Trapped Electron Instability of Electron Plasma Waves: Vlasov simulations and theory

The growth of sidebands of a large-amplitude electron plasma wave is studied with Vlasov simulations [\textit{J. W. Banks et al, IEEE Trans. Plasma Sci {\bf 38}, 2198 (2010); R.L. Berger, et al., Phys. Plasmas 20, 032107(2013)}] for a range of amplitudes ($.001< e \phi_0 /T_e < 1$) and wavenumbers ($0.25 < k_0 \lambda_{De} < 0.45 $) for systems up to $100 \lambda_0$ in the propagation direction.

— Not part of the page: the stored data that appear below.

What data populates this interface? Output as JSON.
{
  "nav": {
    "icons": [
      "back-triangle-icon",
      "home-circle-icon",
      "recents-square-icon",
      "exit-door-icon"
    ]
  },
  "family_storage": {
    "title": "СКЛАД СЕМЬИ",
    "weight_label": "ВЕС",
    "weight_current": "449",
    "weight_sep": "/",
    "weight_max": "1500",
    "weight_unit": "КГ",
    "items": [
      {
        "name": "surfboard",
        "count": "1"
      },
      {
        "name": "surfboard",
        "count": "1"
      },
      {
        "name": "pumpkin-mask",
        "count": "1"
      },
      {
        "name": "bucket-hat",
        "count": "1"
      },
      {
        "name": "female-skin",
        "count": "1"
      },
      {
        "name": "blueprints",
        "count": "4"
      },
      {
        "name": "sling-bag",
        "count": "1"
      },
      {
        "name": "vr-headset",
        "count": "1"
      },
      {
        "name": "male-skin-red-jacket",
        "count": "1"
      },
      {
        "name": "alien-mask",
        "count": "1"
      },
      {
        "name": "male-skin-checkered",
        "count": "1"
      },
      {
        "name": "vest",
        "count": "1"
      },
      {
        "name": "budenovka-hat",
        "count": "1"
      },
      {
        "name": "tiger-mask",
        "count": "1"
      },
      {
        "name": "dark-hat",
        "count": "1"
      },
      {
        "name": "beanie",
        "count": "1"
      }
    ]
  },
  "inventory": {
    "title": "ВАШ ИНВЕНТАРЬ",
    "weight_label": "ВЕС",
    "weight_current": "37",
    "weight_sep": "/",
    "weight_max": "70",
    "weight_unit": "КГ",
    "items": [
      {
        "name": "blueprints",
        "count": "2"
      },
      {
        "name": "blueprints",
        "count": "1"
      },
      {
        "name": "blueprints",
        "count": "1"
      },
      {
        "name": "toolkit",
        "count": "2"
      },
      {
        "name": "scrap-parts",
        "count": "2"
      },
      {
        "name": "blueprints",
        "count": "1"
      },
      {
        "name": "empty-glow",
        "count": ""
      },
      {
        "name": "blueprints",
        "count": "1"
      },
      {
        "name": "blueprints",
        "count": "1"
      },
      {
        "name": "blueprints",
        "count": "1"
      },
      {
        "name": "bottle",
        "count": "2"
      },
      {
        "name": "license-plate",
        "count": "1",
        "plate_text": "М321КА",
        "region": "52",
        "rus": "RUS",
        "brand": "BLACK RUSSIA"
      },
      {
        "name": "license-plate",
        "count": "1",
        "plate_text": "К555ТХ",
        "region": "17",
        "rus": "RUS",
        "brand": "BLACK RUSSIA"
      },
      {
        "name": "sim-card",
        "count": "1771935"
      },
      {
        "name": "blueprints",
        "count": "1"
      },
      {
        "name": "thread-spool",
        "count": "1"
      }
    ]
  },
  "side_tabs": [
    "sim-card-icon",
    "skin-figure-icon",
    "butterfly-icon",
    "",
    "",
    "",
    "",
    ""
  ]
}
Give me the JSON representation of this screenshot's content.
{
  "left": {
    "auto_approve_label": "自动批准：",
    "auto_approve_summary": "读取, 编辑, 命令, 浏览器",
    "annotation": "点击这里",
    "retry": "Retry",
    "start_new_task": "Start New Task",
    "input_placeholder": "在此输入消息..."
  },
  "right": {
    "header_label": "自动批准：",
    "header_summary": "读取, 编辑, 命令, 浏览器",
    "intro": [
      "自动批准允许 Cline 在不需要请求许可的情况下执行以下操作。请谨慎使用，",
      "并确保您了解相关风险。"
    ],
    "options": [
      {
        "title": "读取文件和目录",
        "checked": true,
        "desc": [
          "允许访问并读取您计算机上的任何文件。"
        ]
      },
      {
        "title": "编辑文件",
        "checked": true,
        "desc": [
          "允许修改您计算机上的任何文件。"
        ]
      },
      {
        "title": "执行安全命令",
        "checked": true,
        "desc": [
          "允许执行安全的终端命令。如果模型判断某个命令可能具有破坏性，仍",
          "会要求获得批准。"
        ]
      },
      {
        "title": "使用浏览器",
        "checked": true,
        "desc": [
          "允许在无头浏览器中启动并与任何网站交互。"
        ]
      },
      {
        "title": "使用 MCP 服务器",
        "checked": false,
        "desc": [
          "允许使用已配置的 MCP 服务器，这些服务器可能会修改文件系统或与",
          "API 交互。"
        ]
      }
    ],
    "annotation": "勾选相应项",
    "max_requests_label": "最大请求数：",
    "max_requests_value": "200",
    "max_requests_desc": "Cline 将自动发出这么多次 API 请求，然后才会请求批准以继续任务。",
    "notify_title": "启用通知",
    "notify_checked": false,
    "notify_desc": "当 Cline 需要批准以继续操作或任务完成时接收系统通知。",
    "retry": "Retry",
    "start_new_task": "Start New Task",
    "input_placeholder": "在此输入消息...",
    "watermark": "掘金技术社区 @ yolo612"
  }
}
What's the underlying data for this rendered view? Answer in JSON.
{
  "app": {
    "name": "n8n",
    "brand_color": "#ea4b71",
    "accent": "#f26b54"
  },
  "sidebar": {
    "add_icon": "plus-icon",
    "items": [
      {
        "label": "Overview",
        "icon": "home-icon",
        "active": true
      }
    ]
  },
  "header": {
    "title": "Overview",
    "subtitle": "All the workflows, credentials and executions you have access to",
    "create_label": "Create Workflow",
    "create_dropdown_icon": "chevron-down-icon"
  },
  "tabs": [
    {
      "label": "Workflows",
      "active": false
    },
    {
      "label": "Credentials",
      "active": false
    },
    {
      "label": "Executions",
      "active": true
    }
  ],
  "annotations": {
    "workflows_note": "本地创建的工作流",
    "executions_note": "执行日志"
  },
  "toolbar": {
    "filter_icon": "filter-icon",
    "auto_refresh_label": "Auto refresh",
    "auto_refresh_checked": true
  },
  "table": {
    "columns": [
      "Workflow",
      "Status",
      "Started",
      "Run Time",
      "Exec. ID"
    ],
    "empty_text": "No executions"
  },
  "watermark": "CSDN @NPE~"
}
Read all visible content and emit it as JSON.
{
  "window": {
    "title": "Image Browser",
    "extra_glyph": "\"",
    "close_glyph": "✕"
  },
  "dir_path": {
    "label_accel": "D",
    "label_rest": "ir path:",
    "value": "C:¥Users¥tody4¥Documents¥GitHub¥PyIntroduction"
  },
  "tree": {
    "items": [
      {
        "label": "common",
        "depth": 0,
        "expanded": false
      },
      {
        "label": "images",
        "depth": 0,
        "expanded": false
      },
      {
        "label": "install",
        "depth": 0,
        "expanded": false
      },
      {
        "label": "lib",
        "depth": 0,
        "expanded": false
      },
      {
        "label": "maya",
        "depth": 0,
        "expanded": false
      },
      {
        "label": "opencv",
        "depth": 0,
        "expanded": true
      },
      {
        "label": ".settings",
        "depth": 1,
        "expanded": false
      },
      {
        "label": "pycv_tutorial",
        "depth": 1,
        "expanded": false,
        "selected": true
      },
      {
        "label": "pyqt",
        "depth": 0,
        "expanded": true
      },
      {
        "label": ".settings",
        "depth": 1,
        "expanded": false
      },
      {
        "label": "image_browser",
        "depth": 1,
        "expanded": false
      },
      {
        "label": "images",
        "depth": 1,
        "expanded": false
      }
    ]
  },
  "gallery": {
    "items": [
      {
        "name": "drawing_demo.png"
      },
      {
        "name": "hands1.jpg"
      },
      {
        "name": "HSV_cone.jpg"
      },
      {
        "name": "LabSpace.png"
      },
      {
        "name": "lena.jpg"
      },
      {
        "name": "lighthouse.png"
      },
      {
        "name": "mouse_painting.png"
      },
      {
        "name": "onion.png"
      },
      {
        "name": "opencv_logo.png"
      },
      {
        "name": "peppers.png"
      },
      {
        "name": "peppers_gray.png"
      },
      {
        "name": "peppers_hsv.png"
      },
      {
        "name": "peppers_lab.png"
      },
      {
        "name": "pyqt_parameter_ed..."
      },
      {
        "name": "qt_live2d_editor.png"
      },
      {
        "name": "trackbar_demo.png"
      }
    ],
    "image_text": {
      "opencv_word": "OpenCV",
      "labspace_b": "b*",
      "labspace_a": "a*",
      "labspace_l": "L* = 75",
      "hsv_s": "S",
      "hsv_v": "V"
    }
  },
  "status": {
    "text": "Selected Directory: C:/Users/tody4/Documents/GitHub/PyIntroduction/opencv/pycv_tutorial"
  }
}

Here, $k_0 = 2\pi/\lambda_0 $ and $\lambda_{De} $ is the Debye length. The low statistical noise of Vlasov simulations allows the growth rate of the unstable modes to be determined accurately and compared to theory. Despite the simplicity of the dispersion relation, growth rates found with the Kruer-Dawson-Sudan model [\textit{Kruer, et al PRL 23, 838 (1969}] agree quite well with the numerical results. The most unstable modes with frequency and wavenumber $\omega, k$ satisfy the relation, $\omega - k \cdot v_{ph} = \pm \omega_{be}$, where $v_{ph} = \omega_0/k_0$ and $\omega_{be}$ is the bounce frequency of a deeply trapped electron. In 2D simulations, we find that the instability persists and co-exists with the filamentation instability.